A quantitative and constructive proof of Willems' Fundamental Lemma and its implications

TL;DR

This paper offers a new, constructive proof of Willems' Fundamental Lemma, introducing a quantitative PE notion and explicit bounds, with implications for data-driven control of linear systems.

Contribution

It provides a novel, constructive proof of Willems' Fundamental Lemma using a quantitative PE concept and generalizes PE results by highlighting the role of system zeros.

Findings

Introduces a quantitative directional PE notion.

Derives explicit PE lower bounds for data.

Generalizes PE results from adaptive control literature.

Abstract

Willems' Fundamental Lemma provides a powerful data-driven parametrization of all trajectories of a controllable linear time-invariant system based on one trajectory with persistently exciting (PE) input.

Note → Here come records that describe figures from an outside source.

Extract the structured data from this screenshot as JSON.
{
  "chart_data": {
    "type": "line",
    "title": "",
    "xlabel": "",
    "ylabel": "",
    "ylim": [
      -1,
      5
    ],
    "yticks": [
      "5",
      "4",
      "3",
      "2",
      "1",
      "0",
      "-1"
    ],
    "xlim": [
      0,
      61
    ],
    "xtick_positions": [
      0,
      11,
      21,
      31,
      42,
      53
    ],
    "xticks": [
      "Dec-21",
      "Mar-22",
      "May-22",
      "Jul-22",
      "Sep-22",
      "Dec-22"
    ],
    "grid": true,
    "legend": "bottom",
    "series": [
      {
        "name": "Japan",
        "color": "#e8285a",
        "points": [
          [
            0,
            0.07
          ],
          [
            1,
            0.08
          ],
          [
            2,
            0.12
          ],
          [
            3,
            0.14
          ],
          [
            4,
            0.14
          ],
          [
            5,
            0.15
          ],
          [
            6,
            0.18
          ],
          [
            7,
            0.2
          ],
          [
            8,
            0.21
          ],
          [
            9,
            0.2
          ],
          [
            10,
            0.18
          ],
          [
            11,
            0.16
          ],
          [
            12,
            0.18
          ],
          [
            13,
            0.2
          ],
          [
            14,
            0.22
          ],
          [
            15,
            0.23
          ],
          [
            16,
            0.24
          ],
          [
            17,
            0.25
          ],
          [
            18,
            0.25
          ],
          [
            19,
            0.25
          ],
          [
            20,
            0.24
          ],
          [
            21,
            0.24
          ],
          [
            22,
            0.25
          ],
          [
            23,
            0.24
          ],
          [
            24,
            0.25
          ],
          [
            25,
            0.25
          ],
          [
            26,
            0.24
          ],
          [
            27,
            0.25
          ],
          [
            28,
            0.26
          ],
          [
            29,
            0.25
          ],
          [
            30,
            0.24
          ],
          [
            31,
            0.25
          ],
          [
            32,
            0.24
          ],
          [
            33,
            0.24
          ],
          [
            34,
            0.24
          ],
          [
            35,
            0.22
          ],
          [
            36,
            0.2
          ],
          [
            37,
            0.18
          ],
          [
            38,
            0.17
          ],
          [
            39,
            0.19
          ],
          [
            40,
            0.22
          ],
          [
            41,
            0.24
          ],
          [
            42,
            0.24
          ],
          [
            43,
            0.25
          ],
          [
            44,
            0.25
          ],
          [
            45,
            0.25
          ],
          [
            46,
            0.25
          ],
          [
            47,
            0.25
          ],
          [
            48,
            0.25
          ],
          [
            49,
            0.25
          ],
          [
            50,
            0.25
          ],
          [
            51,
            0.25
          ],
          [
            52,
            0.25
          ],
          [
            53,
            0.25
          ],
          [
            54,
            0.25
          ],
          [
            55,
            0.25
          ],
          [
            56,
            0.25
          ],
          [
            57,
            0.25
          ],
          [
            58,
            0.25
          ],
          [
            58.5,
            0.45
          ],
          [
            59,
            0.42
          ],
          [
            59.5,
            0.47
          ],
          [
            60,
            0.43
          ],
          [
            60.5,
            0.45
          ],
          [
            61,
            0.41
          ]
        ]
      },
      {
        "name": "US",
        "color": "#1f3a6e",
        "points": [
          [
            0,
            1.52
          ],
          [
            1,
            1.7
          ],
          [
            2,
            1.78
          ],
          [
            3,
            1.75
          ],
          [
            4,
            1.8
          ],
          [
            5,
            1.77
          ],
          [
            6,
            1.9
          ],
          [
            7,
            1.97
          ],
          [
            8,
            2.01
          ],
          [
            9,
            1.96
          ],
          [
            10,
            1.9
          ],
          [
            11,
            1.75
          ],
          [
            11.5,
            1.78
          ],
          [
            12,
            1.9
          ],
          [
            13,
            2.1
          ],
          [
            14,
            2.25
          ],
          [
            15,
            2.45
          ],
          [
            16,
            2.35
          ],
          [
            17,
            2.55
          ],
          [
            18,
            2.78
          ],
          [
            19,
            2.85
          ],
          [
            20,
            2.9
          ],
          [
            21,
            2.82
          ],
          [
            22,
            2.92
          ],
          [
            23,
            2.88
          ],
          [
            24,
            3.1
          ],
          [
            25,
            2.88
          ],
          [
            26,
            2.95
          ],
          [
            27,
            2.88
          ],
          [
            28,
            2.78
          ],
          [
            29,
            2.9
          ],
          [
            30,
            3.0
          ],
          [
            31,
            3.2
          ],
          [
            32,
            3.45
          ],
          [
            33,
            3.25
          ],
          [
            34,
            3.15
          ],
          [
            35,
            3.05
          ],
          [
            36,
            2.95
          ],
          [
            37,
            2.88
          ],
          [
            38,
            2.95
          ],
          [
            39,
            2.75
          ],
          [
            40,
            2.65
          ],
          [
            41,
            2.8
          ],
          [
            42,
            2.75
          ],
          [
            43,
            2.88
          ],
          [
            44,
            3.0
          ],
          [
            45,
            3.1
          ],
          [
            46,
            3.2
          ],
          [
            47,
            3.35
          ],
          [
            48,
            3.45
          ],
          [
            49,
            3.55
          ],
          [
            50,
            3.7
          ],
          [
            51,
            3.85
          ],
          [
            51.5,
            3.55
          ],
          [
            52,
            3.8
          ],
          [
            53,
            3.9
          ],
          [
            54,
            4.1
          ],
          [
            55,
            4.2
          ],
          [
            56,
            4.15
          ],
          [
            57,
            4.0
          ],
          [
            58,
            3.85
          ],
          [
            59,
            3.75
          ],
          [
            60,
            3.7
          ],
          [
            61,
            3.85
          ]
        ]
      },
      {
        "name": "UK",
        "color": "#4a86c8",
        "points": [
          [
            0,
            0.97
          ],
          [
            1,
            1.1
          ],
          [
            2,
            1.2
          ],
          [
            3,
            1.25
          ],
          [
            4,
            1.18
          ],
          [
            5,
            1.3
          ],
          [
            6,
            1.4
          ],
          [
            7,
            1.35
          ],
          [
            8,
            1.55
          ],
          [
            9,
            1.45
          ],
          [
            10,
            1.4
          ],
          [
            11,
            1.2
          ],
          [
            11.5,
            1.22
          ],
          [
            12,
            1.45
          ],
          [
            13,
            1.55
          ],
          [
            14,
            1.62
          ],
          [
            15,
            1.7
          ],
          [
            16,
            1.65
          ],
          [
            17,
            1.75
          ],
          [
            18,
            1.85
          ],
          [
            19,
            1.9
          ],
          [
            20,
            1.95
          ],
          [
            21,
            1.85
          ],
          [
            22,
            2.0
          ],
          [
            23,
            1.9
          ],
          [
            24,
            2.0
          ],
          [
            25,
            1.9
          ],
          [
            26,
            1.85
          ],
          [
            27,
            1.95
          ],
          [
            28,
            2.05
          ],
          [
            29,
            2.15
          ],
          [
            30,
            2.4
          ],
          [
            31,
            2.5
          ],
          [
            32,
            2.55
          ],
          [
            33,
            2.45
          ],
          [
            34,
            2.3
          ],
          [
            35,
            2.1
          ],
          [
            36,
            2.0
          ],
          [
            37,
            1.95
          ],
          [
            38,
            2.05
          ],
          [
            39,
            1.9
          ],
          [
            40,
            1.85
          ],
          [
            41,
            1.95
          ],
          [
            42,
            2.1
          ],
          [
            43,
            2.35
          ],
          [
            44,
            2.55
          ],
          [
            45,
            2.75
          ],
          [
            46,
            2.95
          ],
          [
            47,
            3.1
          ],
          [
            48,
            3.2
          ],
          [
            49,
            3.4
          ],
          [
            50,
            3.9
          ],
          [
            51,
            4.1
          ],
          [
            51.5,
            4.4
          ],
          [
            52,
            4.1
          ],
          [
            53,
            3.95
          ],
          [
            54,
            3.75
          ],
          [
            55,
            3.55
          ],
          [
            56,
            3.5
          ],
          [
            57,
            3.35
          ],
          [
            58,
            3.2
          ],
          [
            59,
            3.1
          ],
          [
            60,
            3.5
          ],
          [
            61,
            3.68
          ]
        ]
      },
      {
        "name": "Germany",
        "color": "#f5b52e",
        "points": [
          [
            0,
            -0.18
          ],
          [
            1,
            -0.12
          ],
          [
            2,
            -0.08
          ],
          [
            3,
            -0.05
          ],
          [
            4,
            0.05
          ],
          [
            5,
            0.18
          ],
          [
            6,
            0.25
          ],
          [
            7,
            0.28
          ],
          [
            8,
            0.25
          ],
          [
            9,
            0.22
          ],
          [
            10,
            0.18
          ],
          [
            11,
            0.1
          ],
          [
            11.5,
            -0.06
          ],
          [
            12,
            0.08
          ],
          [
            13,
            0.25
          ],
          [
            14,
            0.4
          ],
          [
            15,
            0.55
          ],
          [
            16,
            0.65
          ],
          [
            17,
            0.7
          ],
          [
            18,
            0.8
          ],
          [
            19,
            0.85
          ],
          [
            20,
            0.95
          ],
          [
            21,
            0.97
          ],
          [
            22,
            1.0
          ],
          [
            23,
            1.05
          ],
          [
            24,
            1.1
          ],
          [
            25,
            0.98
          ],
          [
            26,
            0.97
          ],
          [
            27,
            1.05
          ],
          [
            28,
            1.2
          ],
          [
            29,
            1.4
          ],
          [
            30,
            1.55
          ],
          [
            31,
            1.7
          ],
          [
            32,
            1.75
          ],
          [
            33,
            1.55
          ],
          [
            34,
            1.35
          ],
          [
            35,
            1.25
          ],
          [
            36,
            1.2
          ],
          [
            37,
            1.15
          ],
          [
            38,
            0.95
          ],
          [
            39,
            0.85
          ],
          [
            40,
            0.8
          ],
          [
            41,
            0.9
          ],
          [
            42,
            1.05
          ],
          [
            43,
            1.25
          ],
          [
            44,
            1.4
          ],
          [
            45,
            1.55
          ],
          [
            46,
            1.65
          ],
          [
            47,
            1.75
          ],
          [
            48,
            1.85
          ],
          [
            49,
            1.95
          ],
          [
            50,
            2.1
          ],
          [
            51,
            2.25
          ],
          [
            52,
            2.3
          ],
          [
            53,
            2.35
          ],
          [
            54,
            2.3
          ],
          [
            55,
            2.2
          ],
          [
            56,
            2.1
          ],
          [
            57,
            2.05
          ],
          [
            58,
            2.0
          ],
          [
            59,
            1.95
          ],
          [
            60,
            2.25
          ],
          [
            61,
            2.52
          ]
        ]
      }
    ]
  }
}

In this paper, we present a novel proof of this result which is inspired by the classical adaptive control literature and differs from existing proofs in multiple aspects. The proof involves a quantitative and directional PE notion, allowing to characterize robust PE properties via singular value bounds, as opposed to binary rank-based PE conditions. Further, the proof is constructive, i.e., we derive an explicit PE lower bound for the generated data. As a contribution of independent interest, we generalize existing PE results from the adaptive control literature and reveal a crucial role of the system's zeros.